Linking disease-associated variants to target genes in 17 primary haematopoietic cell types identifies novel type 1 diabetes candidate genes

The majority of disease associated variants in type 1 diabetes (T1D) are located in non-coding DNA and are enriched in areas of open or active chromatin. Functional annotation of the genome has revolutionised our ability to understand the “grammar” of the non-coding genome and integration of such data with GWAS summary statistics showed strong enrichment of T1D-associated SNPs in enhancers in lymphocytes, thymus tissue and haematopoietic stem cells. The practice of nominating candidacy to the closest or most biologically relevant candidate gene in a disease-associated region ignores the growing evidence that enhancers can act over long distances and upon multiple genes. 

We used promoter capture Hi-C (PCHi-C), a method that can indicate which regions physically interact with gene promoters genome-wide, in combination with total RNA-sequencing, ChIP-seq, Immunochip and GWAS summary statistics to explore principles underlying induction of gene expression and to prioritise genes in 17 primary human haematopoietic cell types including activated CD4⁺ T cells.
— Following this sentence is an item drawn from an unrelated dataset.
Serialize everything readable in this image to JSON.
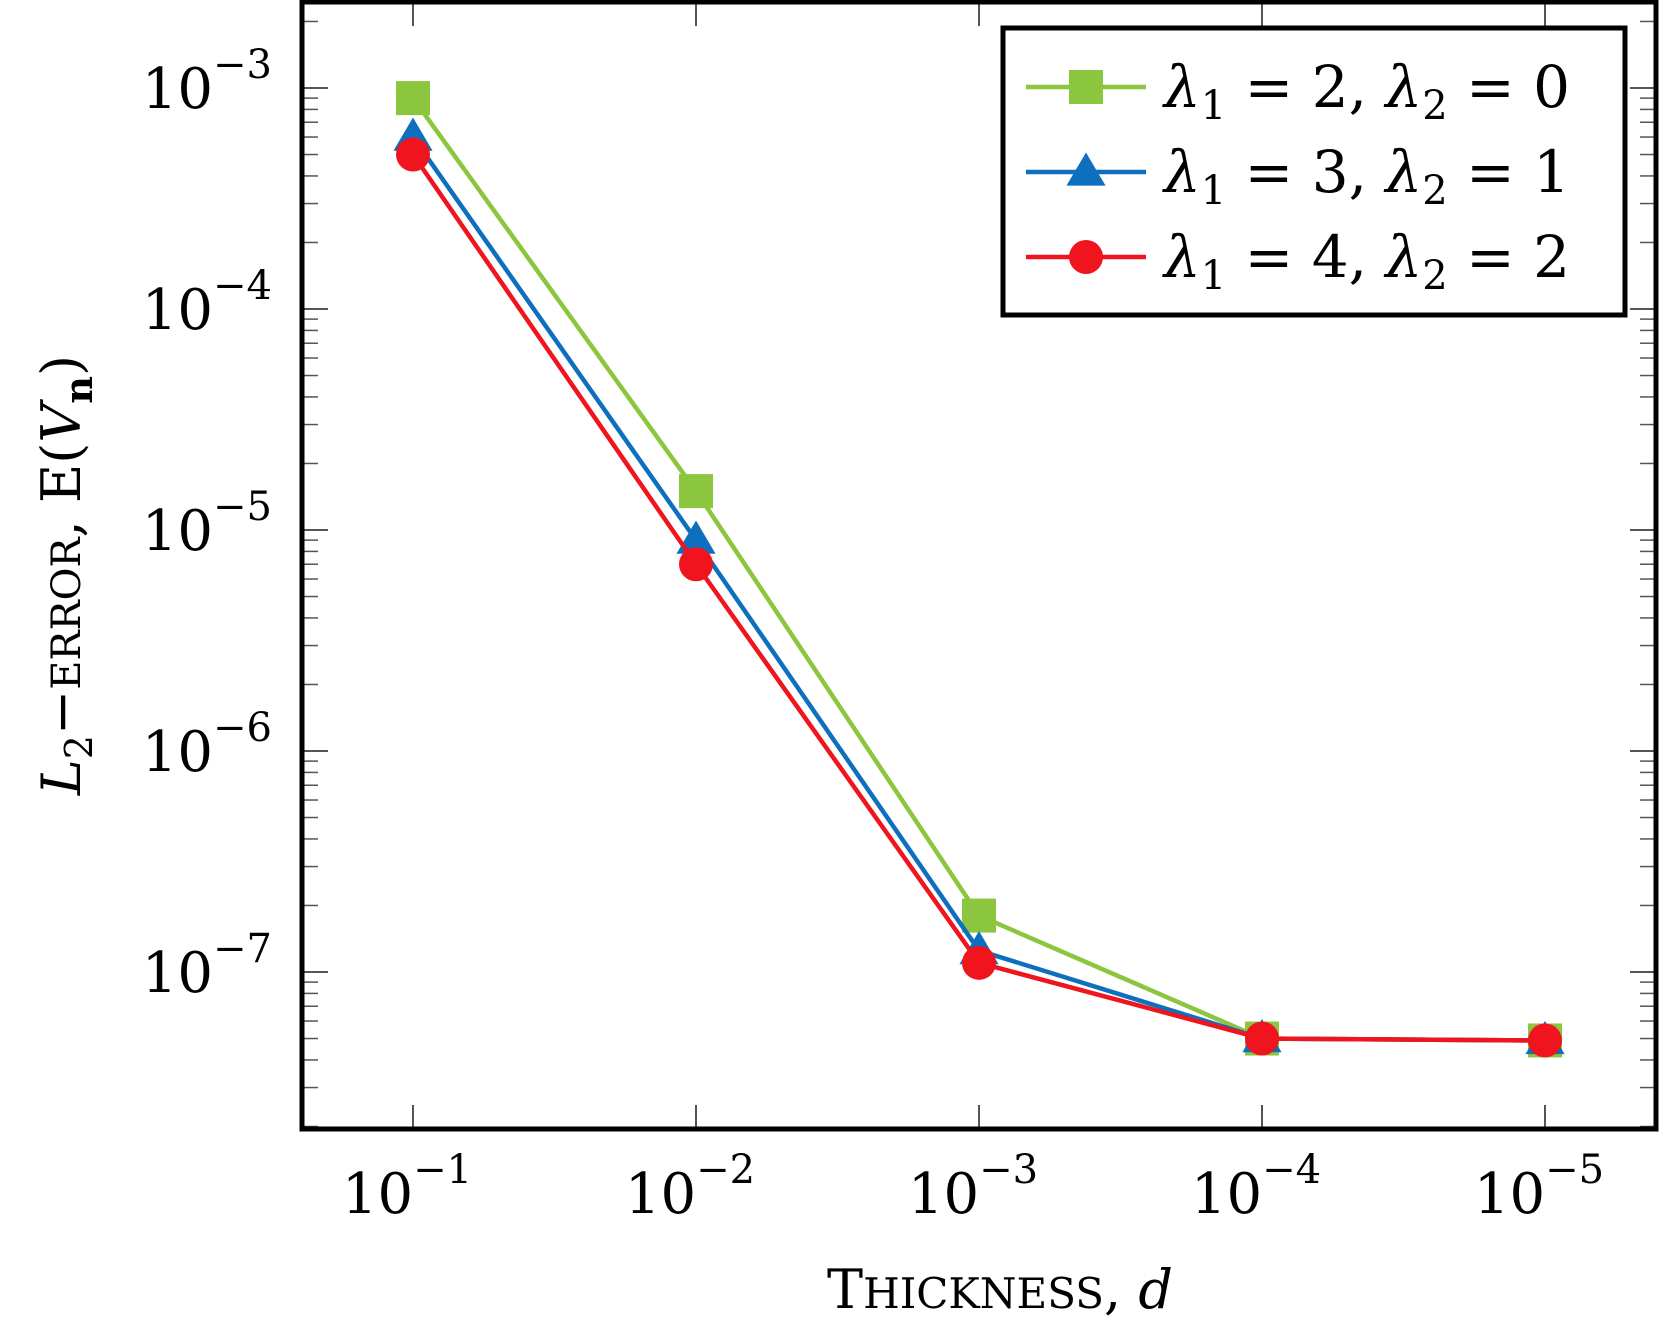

Activation of CD4⁺ T cells induced changes in gene transcription that correlated with acquisition of promoter interacting regions (PIRs) and expression of enhancer RNAs and revealed the complexity underlying gene regulation where, for example, enhancers can interact with multiple gene promoters, “skip” multiple gene promoters and switch target promoters upon activation or differentiation. Using blockshifter, a method developed to examine the enrichment of GWAS summary statistics between tissue specific PIRs, we found T1D associated SNPs were most strongly enriched in activated CD4⁺ T cells when compared to non-activated CD4⁺ T cells and two non-lymphoid  haematopoietic cell types. Integration of PCHi-C data from 17 different blood cell types using a novel Bayesian method and a conservative statistical threshold identified 97 novel protein coding and 39 non-coding transcripts in 29 of the 58 T1D regions, 4 of which had no previously nominated candidate genes.